Cet article, rédigé à la demande de l’Association pour la liberté de la conscience en France, présente en synthèse l’état de la jurisprudence de la Cour européenne des droits de l’homme sur l’objection de conscience et la façon dont cette cour pourrait l’appliquer au cas des maires objecteurs. Une présentation plus complète a été publiée sous le titre « L’objection de conscience des maires et la CEDH » dans la Revue Lamy Droit Civil, n°108, octobre 2013, pp. 37-42, (extrait).

Le Conseil constitutionnel va entendre ce 8 octobre 2013 une question prioritaire de constitutionnalité (QPC) posée par le Collectif des Maires pour l’Enfance à l’appui d’une requête en annulation devant le Conseil d’Etat dirigée contre la circulaire du 13 juin 2013 du ministre de l’intérieur relative aux « conséquences du refus illégal de célébrer un mariage de la part d’un officier d’état civil ». Cette circulaire décrit les sanctions – civiles, administratives et pénales- dont devraient être punis les élus municipaux  objecteurs de conscience. Plus de 20 000 élus municipaux français, dont de nombreux maires, se sont déclarés opposés à la célébration de mariage entre personnes de même sexe.

Les membres du Conseil constitutionnel devront déterminer si l’absence de disposition législative garantissant la liberté de conscience des officiers d’état-civil est conforme à la Constitution. Le Conseil constitutionnel n’aura cependant pas le dernier mot, non seulement parce que le recours sera tranché par le Conseil d’Etat, mais plus encore parce que la procédure pourrait être portée devant la Cour européenne des droits de l’homme (CEDH). Ainsi, un éventuel refus par le Conseil constitutionnel et le Conseil d’Etat de garantir la liberté de conscience des officiers d’état-civil pourra être porté à la Cour de Strasbourg.

La CEDH a déjà eu l’occasion de se prononcer à plusieurs reprises sur des cas d’objection de conscience. Il en ressort que les maires objecteurs peuvent se prévaloir de la protection offerte par l’article 9 de la Convention garantissant la liberté de conscience. Selon le courant dominant de sa jurisprudence, cette protection oblige l’Etat à instituer un mécanisme permettant de concilier les droits et intérêts concurrents en cause, et non pas seulement à justifier la prévalence des droits des uns. La sensibilité politique de la matière pourrait cependant inciter la Cour à accorder aux autorités nationales une large marge d’appréciation.

Dans l’affaire Eweida et autres c/ Royaume-Uni (CEDH, 15 janv. 2013, 48420/1010), la Cour de Strasbourg a jugé que le refus de célébrer l’union civile de couples de personnes de même sexe constitue la manifestation de convictions et bénéficie de la protection accordée par la Convention à la liberté de conscience et de religion (§ 103).
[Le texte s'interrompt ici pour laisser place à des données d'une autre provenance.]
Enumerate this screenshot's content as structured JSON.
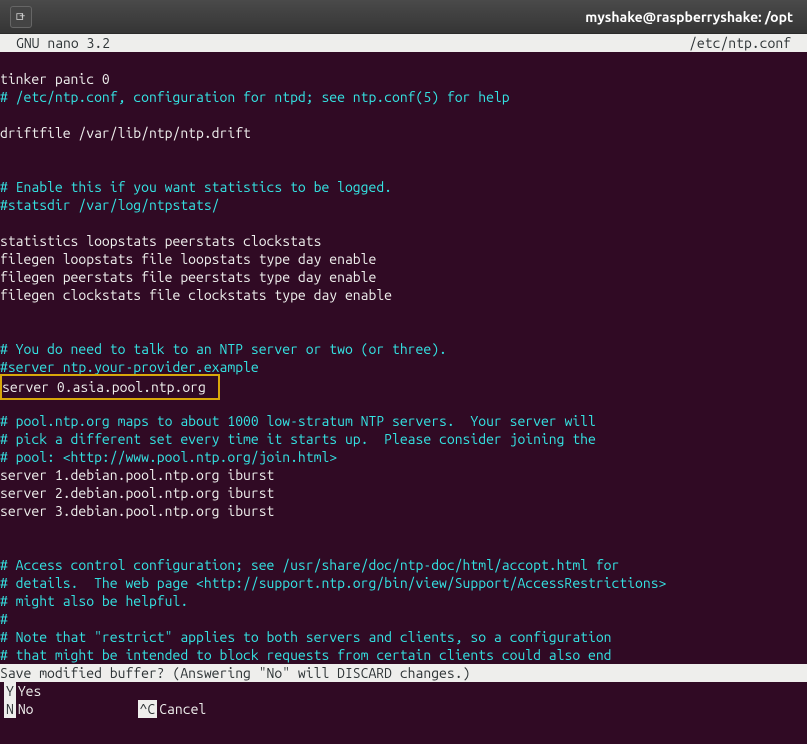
{
  "titlebar": {
    "title": "myshake@raspberryshake: /opt"
  },
  "header": {
    "appname": "GNU nano 3.2",
    "filename": "/etc/ntp.conf"
  },
  "content": {
    "lines": [
      {
        "type": "blank",
        "text": ""
      },
      {
        "type": "plain",
        "text": "tinker panic 0"
      },
      {
        "type": "comment",
        "text": "# /etc/ntp.conf, configuration for ntpd; see ntp.conf(5) for help"
      },
      {
        "type": "blank",
        "text": ""
      },
      {
        "type": "plain",
        "text": "driftfile /var/lib/ntp/ntp.drift"
      },
      {
        "type": "blank",
        "text": ""
      },
      {
        "type": "blank",
        "text": ""
      },
      {
        "type": "comment",
        "text": "# Enable this if you want statistics to be logged."
      },
      {
        "type": "comment",
        "text": "#statsdir /var/log/ntpstats/"
      },
      {
        "type": "blank",
        "text": ""
      },
      {
        "type": "plain",
        "text": "statistics loopstats peerstats clockstats"
      },
      {
        "type": "plain",
        "text": "filegen loopstats file loopstats type day enable"
      },
      {
        "type": "plain",
        "text": "filegen peerstats file peerstats type day enable"
      },
      {
        "type": "plain",
        "text": "filegen clockstats file clockstats type day enable"
      },
      {
        "type": "blank",
        "text": ""
      },
      {
        "type": "blank",
        "text": ""
      },
      {
        "type": "comment",
        "text": "# You do need to talk to an NTP server or two (or three)."
      },
      {
        "type": "comment",
        "text": "#server ntp.your-provider.example"
      },
      {
        "type": "highlighted",
        "text": "server 0.asia.pool.ntp.org"
      },
      {
        "type": "blank",
        "text": ""
      },
      {
        "type": "comment",
        "text": "# pool.ntp.org maps to about 1000 low-stratum NTP servers.  Your server will"
      },
      {
        "type": "comment",
        "text": "# pick a different set every time it starts up.  Please consider joining the"
      },
      {
        "type": "comment",
        "text": "# pool: <http://www.pool.ntp.org/join.html>"
      },
      {
        "type": "plain",
        "text": "server 1.debian.pool.ntp.org iburst"
      },
      {
        "type": "plain",
        "text": "server 2.debian.pool.ntp.org iburst"
      },
      {
        "type": "plain",
        "text": "server 3.debian.pool.ntp.org iburst"
      },
      {
        "type": "blank",
        "text": ""
      },
      {
        "type": "blank",
        "text": ""
      },
      {
        "type": "comment",
        "text": "# Access control configuration; see /usr/share/doc/ntp-doc/html/accopt.html for"
      },
      {
        "type": "comment",
        "text": "# details.  The web page <http://support.ntp.org/bin/view/Support/AccessRestrictions>"
      },
      {
        "type": "comment",
        "text": "# might also be helpful."
      },
      {
        "type": "comment",
        "text": "#"
      },
      {
        "type": "comment",
        "text": "# Note that \"restrict\" applies to both servers and clients, so a configuration"
      },
      {
        "type": "comment",
        "text": "# that might be intended to block requests from certain clients could also end"
      }
    ]
  },
  "prompt": {
    "text": "Save modified buffer?  (Answering \"No\" will DISCARD changes.) "
  },
  "shortcuts": {
    "yes": {
      "key": " Y",
      "label": "Yes"
    },
    "no": {
      "key": " N",
      "label": "No"
    },
    "cancel": {
      "key": "^C",
      "label": "Cancel"
    }
  }
}
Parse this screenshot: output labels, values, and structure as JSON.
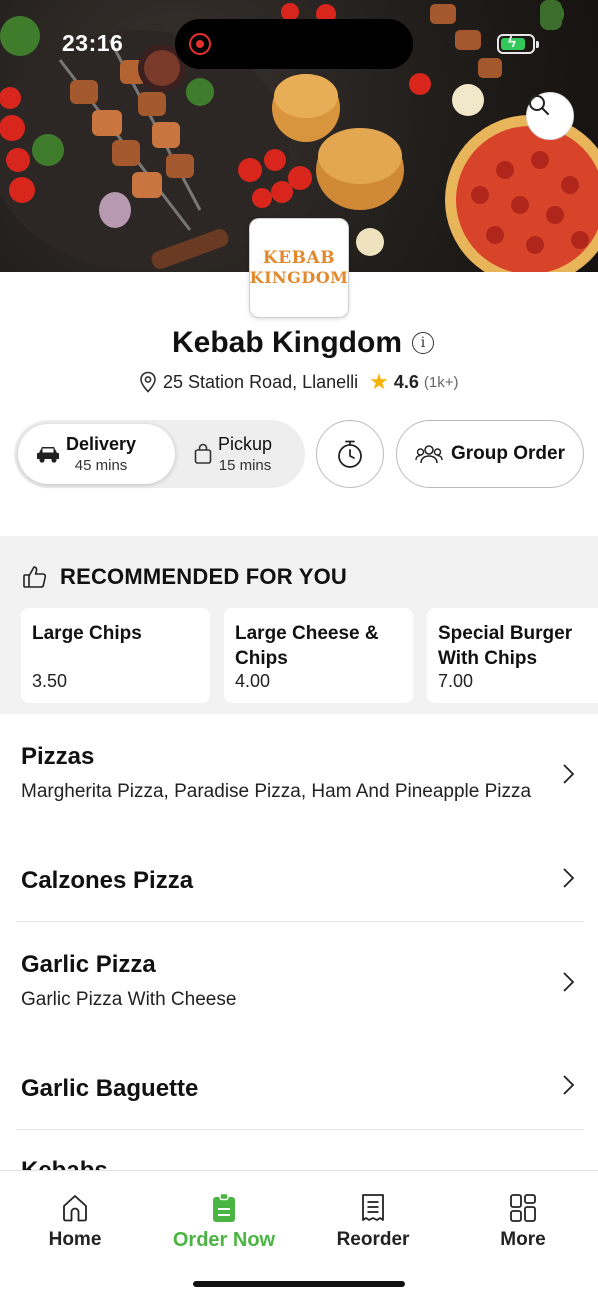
{
  "status_bar": {
    "time": "23:16"
  },
  "store": {
    "logo_line1": "KEBAB",
    "logo_line2": "KINGDOM",
    "name": "Kebab Kingdom",
    "address": "25 Station Road, Llanelli",
    "rating": "4.6",
    "rating_count": "(1k+)"
  },
  "order_mode": {
    "delivery": {
      "label": "Delivery",
      "time": "45 mins",
      "selected": true
    },
    "pickup": {
      "label": "Pickup",
      "time": "15 mins",
      "selected": false
    },
    "group_order_label": "Group Order"
  },
  "recommended": {
    "heading": "RECOMMENDED FOR YOU",
    "items": [
      {
        "name": "Large Chips",
        "price": "3.50"
      },
      {
        "name": "Large Cheese & Chips",
        "price": "4.00"
      },
      {
        "name": "Special Burger With Chips",
        "price": "7.00"
      }
    ]
  },
  "categories": [
    {
      "title": "Pizzas",
      "subtitle": "Margherita Pizza, Paradise Pizza, Ham And Pineapple Pizza"
    },
    {
      "title": "Calzones Pizza",
      "subtitle": ""
    },
    {
      "title": "Garlic Pizza",
      "subtitle": "Garlic Pizza With Cheese"
    },
    {
      "title": "Garlic Baguette",
      "subtitle": ""
    },
    {
      "title": "Kebabs",
      "subtitle": ""
    }
  ],
  "tab_bar": {
    "active": "Order Now",
    "tabs": [
      {
        "label": "Home",
        "icon": "home-icon"
      },
      {
        "label": "Order Now",
        "icon": "order-bag-icon"
      },
      {
        "label": "Reorder",
        "icon": "receipt-icon"
      },
      {
        "label": "More",
        "icon": "grid-icon"
      }
    ]
  },
  "colors": {
    "accent_green": "#4bb543",
    "star": "#f5b301",
    "logo_orange": "#e2892d"
  }
}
La conviction de la requérante étant couverte par l’article 9, il en résulte que « l’État a l’obligation positive, au titre de l’article 9, d’assurer le respect de ce droit » (§ 108).
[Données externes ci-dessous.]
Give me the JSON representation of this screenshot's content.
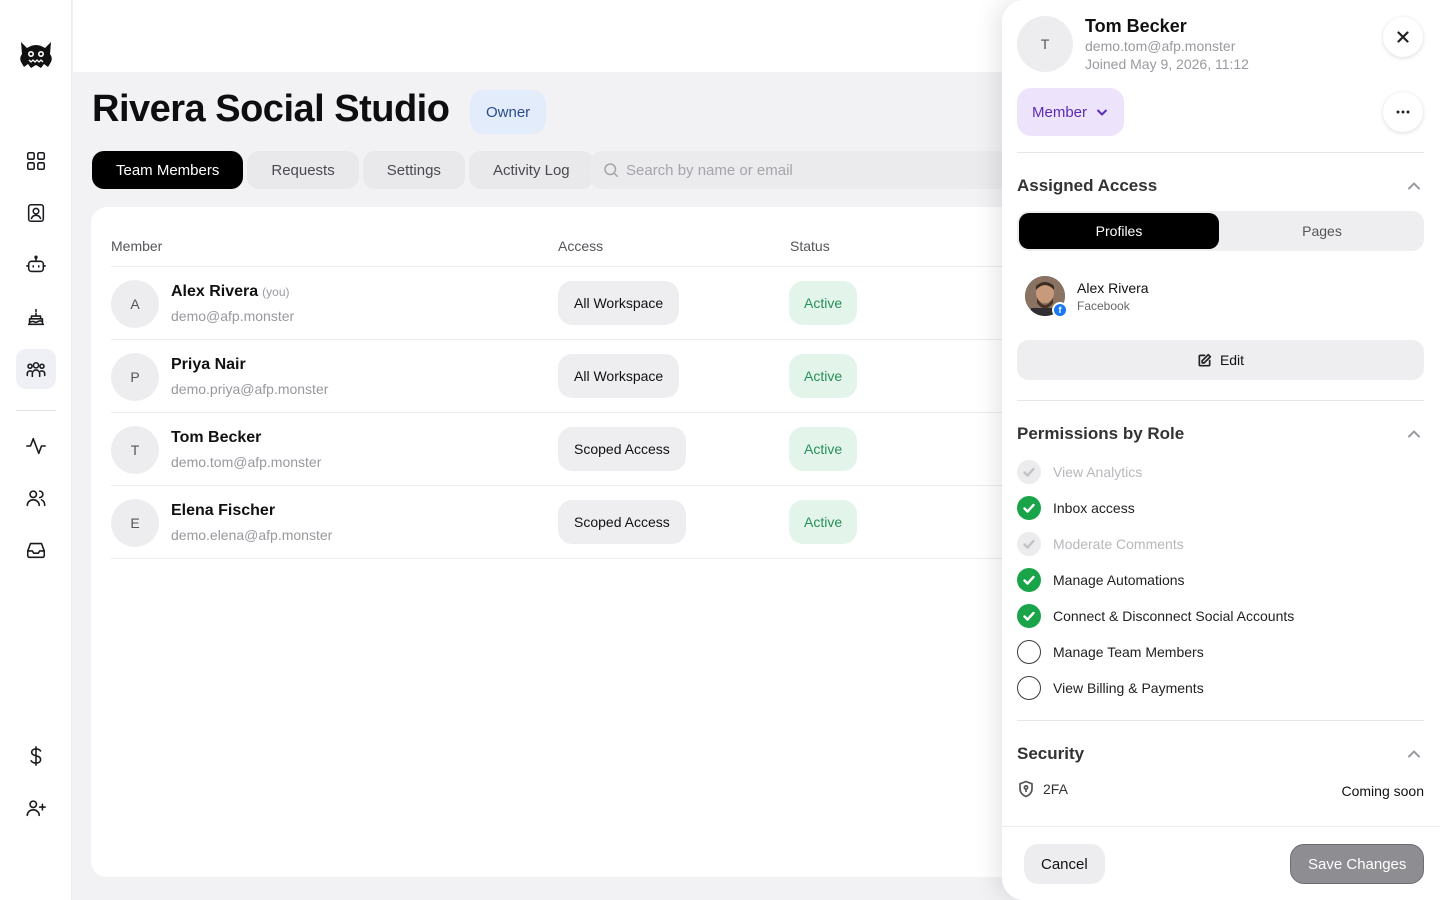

Le respect de ce droit exige que l’ingérence commise dans la liberté de conscience et de religion des objecteurs poursuive un but légitime et qu’elle soit nécessaire dans une société démocratique au respect des droits et intérêts concurrents garantis par la Convention. Dans le cas d’espèce, la Cour a considéré que ces restrictions poursuivaient le but légitime d’assurer le bon fonctionnement du service et de respecter la politique interne de promotion de l’égalité et de lutte contre la discrimination (§ 105 et 109). Quant à la proportionnalité des sanctions infligées, c’est-à-dire leur nécessité dans une société démocratique, la Cour n’a pas approfondi son examen, estimant que les autorités bénéficient d’une ample marge d’appréciation pour mettre en balance les droits concurrents (§ 106 et 109). La Cour a conclu que le Royaume-Uni n’a pas outrepassé, en l’espèce, sa marge d’appréciation. La sensibilité politique de l’affaire a certainement poussé la Cour à la prudence en invoquant la marge d’appréciation ce qui ne lui a pas permis de décrire le contenu de cette obligation positive de l’Etat visant à assurer le respect effectif de la liberté de conscience.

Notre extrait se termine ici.